The main differences between clinker and cement are given below.

  • Clinker is a nodular material which is used as the binder in cement products. Whereas Cement is a binding agent that sets and hardens to adhere to building units such as stones, bricks, tiles etc.
  • Clinker is a granular substance containing spherical pellets of diameter 3-25 mm. Cement is such a fine powdery substance that each pound of cement contains 150 billion grains.
  • Clinker is produced during the cement manufacturing process inside the kiln. Then raw mix is heated and cooled rapidly to form marble-sized pellets which are clinker. Grinding clinker with different active ingredients depending of the desired cement properties until reaching a fine powder is how cement is produced.
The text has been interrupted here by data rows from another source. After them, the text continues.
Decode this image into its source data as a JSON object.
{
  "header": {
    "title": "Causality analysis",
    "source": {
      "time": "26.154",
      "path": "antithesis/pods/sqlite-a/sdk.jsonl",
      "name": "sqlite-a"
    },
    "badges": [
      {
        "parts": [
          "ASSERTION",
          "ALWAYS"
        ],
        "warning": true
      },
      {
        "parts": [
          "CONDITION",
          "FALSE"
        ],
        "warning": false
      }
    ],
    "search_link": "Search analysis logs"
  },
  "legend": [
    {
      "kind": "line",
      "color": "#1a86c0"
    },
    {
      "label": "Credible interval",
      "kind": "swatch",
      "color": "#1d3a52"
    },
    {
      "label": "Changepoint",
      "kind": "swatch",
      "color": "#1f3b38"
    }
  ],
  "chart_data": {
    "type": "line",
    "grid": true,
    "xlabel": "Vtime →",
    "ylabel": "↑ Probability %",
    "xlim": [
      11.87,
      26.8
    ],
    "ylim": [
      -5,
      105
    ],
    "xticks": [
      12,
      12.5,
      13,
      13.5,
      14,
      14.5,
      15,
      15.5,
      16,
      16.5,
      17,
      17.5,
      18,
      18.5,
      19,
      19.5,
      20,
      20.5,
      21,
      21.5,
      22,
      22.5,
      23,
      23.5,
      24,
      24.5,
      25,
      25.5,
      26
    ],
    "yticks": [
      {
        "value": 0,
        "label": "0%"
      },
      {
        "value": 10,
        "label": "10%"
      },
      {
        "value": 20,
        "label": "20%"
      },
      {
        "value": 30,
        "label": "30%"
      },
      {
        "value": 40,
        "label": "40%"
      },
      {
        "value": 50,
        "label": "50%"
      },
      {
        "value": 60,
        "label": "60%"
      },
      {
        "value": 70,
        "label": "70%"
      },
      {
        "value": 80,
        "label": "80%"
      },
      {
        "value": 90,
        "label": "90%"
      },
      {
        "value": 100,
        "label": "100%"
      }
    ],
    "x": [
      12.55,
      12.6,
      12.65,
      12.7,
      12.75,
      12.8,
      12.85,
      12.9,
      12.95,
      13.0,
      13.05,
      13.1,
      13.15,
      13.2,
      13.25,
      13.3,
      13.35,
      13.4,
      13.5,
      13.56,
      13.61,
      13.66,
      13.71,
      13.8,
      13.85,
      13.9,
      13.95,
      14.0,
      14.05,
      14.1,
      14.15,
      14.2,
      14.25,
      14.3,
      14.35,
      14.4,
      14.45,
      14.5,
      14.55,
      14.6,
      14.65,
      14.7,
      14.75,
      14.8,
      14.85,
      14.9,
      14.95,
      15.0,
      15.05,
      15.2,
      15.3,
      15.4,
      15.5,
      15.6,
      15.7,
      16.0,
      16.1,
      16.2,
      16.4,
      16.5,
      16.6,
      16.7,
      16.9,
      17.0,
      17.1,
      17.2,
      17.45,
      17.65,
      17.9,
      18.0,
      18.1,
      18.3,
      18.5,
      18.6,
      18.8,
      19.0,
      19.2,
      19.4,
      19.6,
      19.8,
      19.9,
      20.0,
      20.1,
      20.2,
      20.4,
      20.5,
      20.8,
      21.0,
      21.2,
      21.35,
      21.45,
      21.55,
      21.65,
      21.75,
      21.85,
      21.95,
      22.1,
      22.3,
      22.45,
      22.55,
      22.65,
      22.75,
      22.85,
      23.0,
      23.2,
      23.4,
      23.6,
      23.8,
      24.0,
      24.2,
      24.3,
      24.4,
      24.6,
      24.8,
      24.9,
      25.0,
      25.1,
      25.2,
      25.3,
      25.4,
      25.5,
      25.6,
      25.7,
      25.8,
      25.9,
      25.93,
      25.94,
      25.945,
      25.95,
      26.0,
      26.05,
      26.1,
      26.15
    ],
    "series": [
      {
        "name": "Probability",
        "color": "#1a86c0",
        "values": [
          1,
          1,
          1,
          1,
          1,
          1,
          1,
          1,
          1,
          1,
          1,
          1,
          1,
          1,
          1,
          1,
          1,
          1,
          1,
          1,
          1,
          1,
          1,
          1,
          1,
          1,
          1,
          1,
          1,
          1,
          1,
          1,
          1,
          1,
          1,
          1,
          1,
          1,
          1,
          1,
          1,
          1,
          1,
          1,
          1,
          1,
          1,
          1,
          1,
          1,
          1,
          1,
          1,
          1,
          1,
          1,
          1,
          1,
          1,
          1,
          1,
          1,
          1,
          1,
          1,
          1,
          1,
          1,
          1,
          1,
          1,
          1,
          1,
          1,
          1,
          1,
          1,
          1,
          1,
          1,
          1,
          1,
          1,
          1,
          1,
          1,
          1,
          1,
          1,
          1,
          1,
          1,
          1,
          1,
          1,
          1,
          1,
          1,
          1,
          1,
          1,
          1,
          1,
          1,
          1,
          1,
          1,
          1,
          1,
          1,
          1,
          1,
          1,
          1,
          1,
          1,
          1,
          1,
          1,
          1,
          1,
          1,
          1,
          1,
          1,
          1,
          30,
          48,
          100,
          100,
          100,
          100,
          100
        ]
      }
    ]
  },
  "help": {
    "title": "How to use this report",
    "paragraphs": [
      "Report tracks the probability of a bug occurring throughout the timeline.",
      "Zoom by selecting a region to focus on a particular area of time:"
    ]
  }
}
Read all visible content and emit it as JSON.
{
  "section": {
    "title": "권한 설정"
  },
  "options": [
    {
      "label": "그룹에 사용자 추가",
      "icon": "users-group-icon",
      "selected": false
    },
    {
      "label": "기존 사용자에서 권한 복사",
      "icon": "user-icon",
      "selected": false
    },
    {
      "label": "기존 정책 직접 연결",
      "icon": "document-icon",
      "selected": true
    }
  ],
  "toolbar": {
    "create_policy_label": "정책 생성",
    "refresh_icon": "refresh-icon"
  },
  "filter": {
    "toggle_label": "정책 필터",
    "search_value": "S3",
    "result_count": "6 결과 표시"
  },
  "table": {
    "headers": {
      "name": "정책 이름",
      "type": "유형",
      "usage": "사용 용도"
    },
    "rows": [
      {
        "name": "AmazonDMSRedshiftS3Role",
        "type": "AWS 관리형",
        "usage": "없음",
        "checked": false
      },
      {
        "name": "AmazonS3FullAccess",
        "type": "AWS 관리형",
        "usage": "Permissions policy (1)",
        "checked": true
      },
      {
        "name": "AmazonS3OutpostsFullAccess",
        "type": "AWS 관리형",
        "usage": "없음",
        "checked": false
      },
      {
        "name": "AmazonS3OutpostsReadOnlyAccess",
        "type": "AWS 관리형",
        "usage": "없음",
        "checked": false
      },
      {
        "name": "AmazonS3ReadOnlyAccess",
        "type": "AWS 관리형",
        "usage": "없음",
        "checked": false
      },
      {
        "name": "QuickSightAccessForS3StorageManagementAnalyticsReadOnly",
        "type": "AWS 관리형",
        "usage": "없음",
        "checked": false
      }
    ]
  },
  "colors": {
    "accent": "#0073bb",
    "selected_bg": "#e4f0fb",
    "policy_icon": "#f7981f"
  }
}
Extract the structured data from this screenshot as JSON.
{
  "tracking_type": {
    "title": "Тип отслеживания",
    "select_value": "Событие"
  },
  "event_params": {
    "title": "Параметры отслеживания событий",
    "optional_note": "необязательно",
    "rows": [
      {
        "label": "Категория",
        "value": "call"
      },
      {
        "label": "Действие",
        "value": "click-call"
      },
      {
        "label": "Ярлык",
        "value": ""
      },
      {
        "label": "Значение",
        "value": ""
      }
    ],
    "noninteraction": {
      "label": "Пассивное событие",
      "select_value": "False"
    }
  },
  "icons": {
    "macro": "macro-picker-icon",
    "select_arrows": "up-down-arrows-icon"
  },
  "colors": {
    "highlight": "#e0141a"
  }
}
  • The composition of a typical good quality clinker for general use: 37-72% of 3CaO.SiO2; 6-47% 2CaO.SiO2; 2-20% 2CaO.Al2O3; 2-19% 4CaO. Al2O3.Fe2O3 and most common type of cement consists of 85% clinker, 1.5-3.5% gypsum by SO3content, and up to 15% admixtures.
  • Cement is used in construction to make concrete as well as mortar and to secure the infrastructure by binding the building blocks. It is also used for water-proofing, filling or sealing gaps, and making decorative patterns. The primary use of clinker is to manufacture cement.